Group B streptococcus (GBS), which can be transmitted in the womb, is linked to around 150,000 deaths of babies each year, more than half a million preterm births and significant long-term disability. 

The report by the World Health Organization (WHO) and the London School of Hygiene & Tropical Medicine (LSHTM) updates estimates from 2017, revealing that the global burden of GBS is much higher than previously recognized. 

“This new research shows that Group B strep is a major and underappreciated threat to newborn survival and wellbeing, bringing devastating impacts for so many families globally,” said Dr, Phillipp Lambach, Medical Officer from WHO’s Immunization, Vaccines and Biologicals department. 

For the first time, the report quantifies the major contribution of GBS to preterm births, and to neurological impairments such as cerebral palsy, hearing and vision loss, that can occur following infection. 

A mother’s loss 

Around 15 per cent of all pregnant women worldwide, nearly 20 million annually, carry the GBS bacterium in their vagina, usually without symptoms. It can then spread to an unborn baby in the womb, or to newborns during labour. 

Currently, the main way to prevent GBS disease in newborns is to administer antibiotic prophylaxis to women during labour, if the bacterium is detected during pregnancy. 

However, significant health risks remain, even in regions with high prophylactic coverage, as this intervention in unlikely to prevent most GBS-associated stillbirths, preterm births, or GBS disease that occurs later after birth. 

“It is difficult to describe the breadth or depth of the grief when your child dies, or the accompanying guilt, and how it changes you, your family, and your relationships forever,” said Debbie Forwood, whose daughter Ada was stillborn after she developed a GBS infection. 

Develop vaccines now 

The largest burden of GBS is in low and middle-income countries, where screening and treatment are most challenging to implement. The highest rates of maternal GBS are found in sub-Saharan Africa, and in Eastern and South-Eastern Asia. 

Now is the time for action, said Joy Lawn, an LSHTM Professor who contributed to the report.  Several candidate GBS vaccines are currently in development, but none are yet available, even though they have been in the pipeline for decades. 

“Group B strep infection poses a serious challenge to every family affected, and in every country, said Ms. Lawn, Director of the university’s Maternal Adolescent Reproductive & Child Health (MARCH) Centre. 
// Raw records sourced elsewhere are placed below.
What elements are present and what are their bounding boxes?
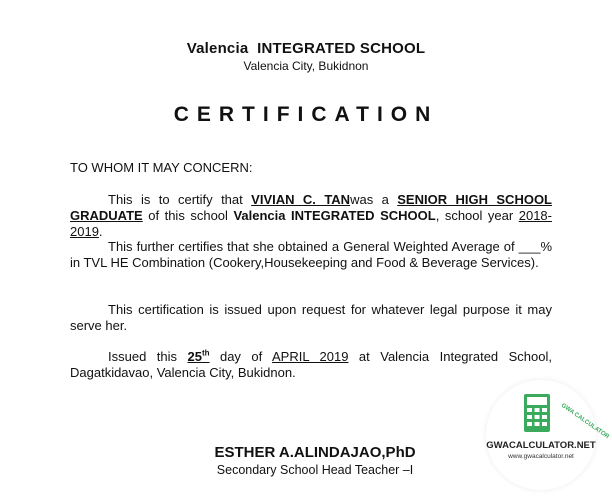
salutation: TO WHOM IT MAY CONCERN: — [70, 160, 253, 175]
school-year: 2018-2019 — [70, 208, 552, 239]
paragraph-purpose: This certification is issued upon request for whatever legal purpose it may serve her. — [70, 302, 552, 333]
gwa-blank: ___ — [518, 239, 541, 254]
watermark-title: GWACALCULATOR.NET — [486, 440, 596, 451]
school-address: Valencia City, Bukidnon — [243, 59, 369, 73]
school-reference: Valencia INTEGRATED SCHOOL — [233, 208, 436, 223]
issue-day: 25th — [187, 348, 210, 364]
graduate-status: SENIOR HIGH SCHOOL GRADUATE — [70, 192, 552, 223]
school-name: Valencia INTEGRATED SCHOOL — [186, 40, 426, 57]
watermark-url: www.gwacalculator.net — [508, 453, 574, 460]
watermark-logo — [486, 380, 610, 490]
svg-text:GWA CALCULATOR: GWA CALCULATOR — [559, 402, 610, 441]
signatory-title: Secondary School Head Teacher –I — [216, 463, 414, 477]
paragraph-graduate: This is to certify that VIVIAN C. TANwas a SENIOR HIGH SCHOOL GRADUATE of this school Valencia INTEGRATED SCHOOL, school year 2018-2019. — [70, 192, 552, 239]
signatory-name: ESTHER A.ALINDAJAO,PhD — [214, 444, 416, 461]
paragraph-issued: Issued this 25th day of APRIL 2019 at Valencia Integrated School, Dagatkidavao, Valencia City, Bukidnon. — [70, 348, 552, 380]
signature-block — [200, 444, 430, 477]
student-name: VIVIAN C. TAN — [251, 192, 351, 207]
calculator-icon — [486, 380, 610, 490]
paragraph-gwa: This further certifies that she obtained a General Weighted Average of ___% in TVL HE Combination (Cookery,Housekeeping and Food & Beverage Services). — [70, 239, 552, 270]
letterhead — [0, 40, 612, 73]
issue-month-year: APRIL 2019 — [271, 349, 349, 364]
document-title: CERTIFICATION — [173, 103, 439, 126]
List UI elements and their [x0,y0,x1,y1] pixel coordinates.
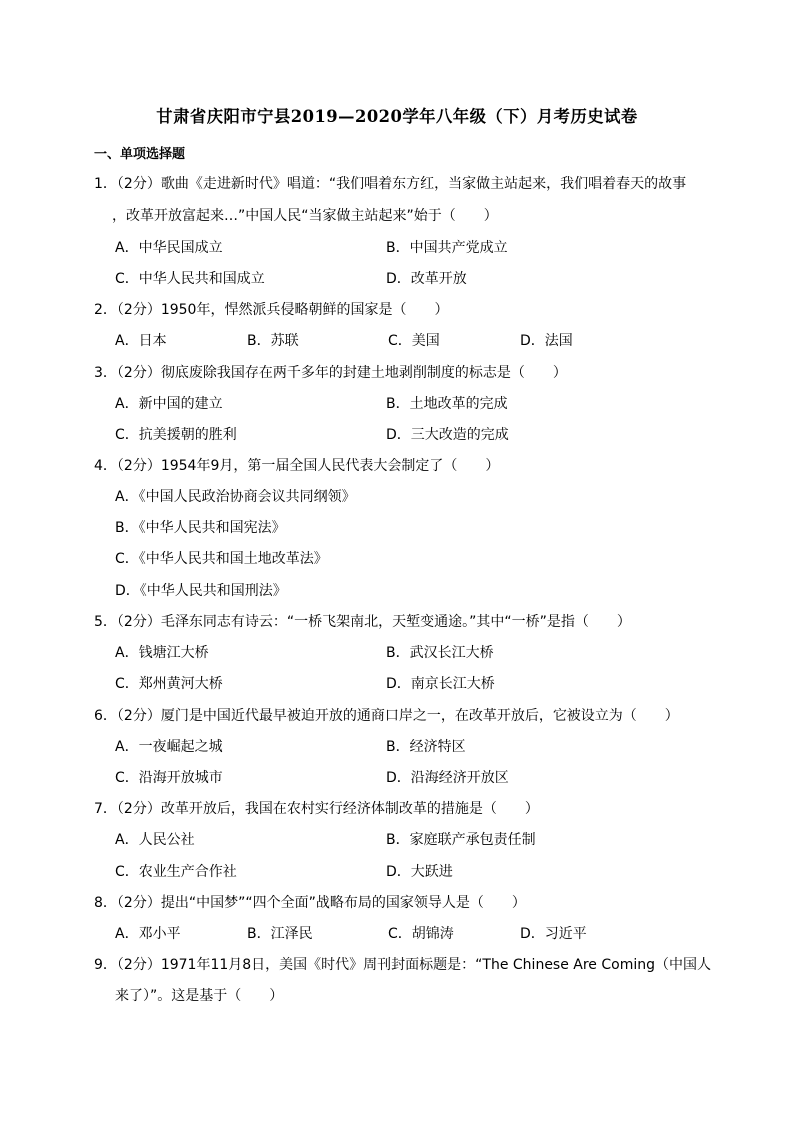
question-2-option-d: D．法国 [520,333,573,349]
question-5-option-c: C．郑州黄河大桥 [115,676,223,692]
question-2-option-a: A．日本 [115,333,167,349]
question-2-option-c: C．美国 [388,333,440,349]
question-3-option-b: B．土地改革的完成 [386,396,508,412]
question-1-option-a: A．中华民国成立 [115,240,223,256]
question-3-option-d: D．三大改造的完成 [386,427,509,443]
question-4-option-c: C．《中华人民共和国土地改革法》 [115,551,328,567]
question-9-text: 9．（2分）1971年11月8日，美国《时代》周刊封面标题是：“The Chinese Are Coming（中国人 [94,957,712,973]
question-1-option-d: D．改革开放 [386,271,467,287]
question-5-option-b: B．武汉长江大桥 [386,645,494,661]
question-6-option-b: B．经济特区 [386,739,466,755]
question-3-option-c: C．抗美援朝的胜利 [115,427,237,443]
question-1-text-cont: ，改革开放富起来…”中国人民“当家做主站起来”始于（ ） [112,208,498,224]
question-2-text: 2．（2分）1950年，悍然派兵侵略朝鲜的国家是（ ） [94,302,449,318]
question-8-option-b: B．江泽民 [247,926,313,942]
question-7-option-b: B．家庭联产承包责任制 [386,832,536,848]
question-5-option-d: D．南京长江大桥 [386,676,495,692]
question-6-option-c: C．沿海开放城市 [115,770,223,786]
question-3-text: 3．（2分）彻底废除我国存在两千多年的封建土地剥削制度的标志是（ ） [94,365,567,381]
question-2-option-b: B．苏联 [247,333,299,349]
question-5-option-a: A．钱塘江大桥 [115,645,209,661]
question-8-option-c: C．胡锦涛 [388,926,454,942]
question-3-option-a: A．新中国的建立 [115,396,223,412]
question-8-text: 8．（2分）提出“中国梦”“四个全面”战略布局的国家领导人是（ ） [94,895,526,911]
question-1-text: 1．（2分）歌曲《走进新时代》唱道：“我们唱着东方红，当家做主站起来，我们唱着春天的故事 [94,176,687,192]
question-8-option-d: D．习近平 [520,926,587,942]
question-4-option-d: D．《中华人民共和国刑法》 [115,583,287,599]
question-7-option-d: D．大跃进 [386,864,453,880]
question-6-option-a: A．一夜崛起之城 [115,739,223,755]
question-9-text-cont: 来了）”。这是基于（ ） [115,988,284,1004]
question-4-option-b: B．《中华人民共和国宪法》 [115,520,286,536]
question-7-option-a: A．人民公社 [115,832,195,848]
question-7-text: 7．（2分）改革开放后，我国在农村实行经济体制改革的措施是（ ） [94,801,539,817]
question-1-option-c: C．中华人民共和国成立 [115,271,265,287]
section-heading: 一、单项选择题 [94,147,186,162]
question-6-option-d: D．沿海经济开放区 [386,770,509,786]
question-8-option-a: A．邓小平 [115,926,181,942]
page-title: 甘肃省庆阳市宁县2019—2020学年八年级（下）月考历史试卷 [156,107,638,126]
question-4-text: 4．（2分）1954年9月，第一届全国人民代表大会制定了（ ） [94,458,500,474]
question-4-option-a: A．《中国人民政治协商会议共同纲领》 [115,489,356,505]
question-6-text: 6．（2分）厦门是中国近代最早被迫开放的通商口岸之一，在改革开放后，它被设立为（ ） [94,708,679,724]
question-5-text: 5．（2分）毛泽东同志有诗云：“一桥飞架南北，天堑变通途。”其中“一桥”是指（ ） [94,614,631,630]
question-1-option-b: B．中国共产党成立 [386,240,508,256]
question-7-option-c: C．农业生产合作社 [115,864,237,880]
“Maternal vaccination could save the lives of hundreds of thousands of babies in the years to come, yet 30 years since this was first proposed, the world has not delivered a vaccine.” 

Joy and sadness 

The report calls for stepping up development of an effective GBS vaccine that could be administered to expectant mothers during routine pregnancy checkups. 

The partners estimate more than 50,000 GBS-related deaths, and over 170,000 pre-term births, could be avoided if over 70 per cent of pregnant women were vaccinated. 

Such protection could also be highly cost-effective, they added.  Net benefits from a year of maternal vaccinations could reach as high as $17 billion, accruing over several years, provided doses are affordably priced. For Ms. Forwood, this would be a bittersweet development. 

“Only a GBS vaccine could have saved Ada.  When a vaccine can be widely rolled out, I will weep and scream with the unfairness that it came too late for her, and for all the other babies who are needlessly suffering and dying every year that it is delayed,” she said. 

“But I will also weep with joy that in the future, many more will live, and their families will be saved from the living hell that is the death of a child.”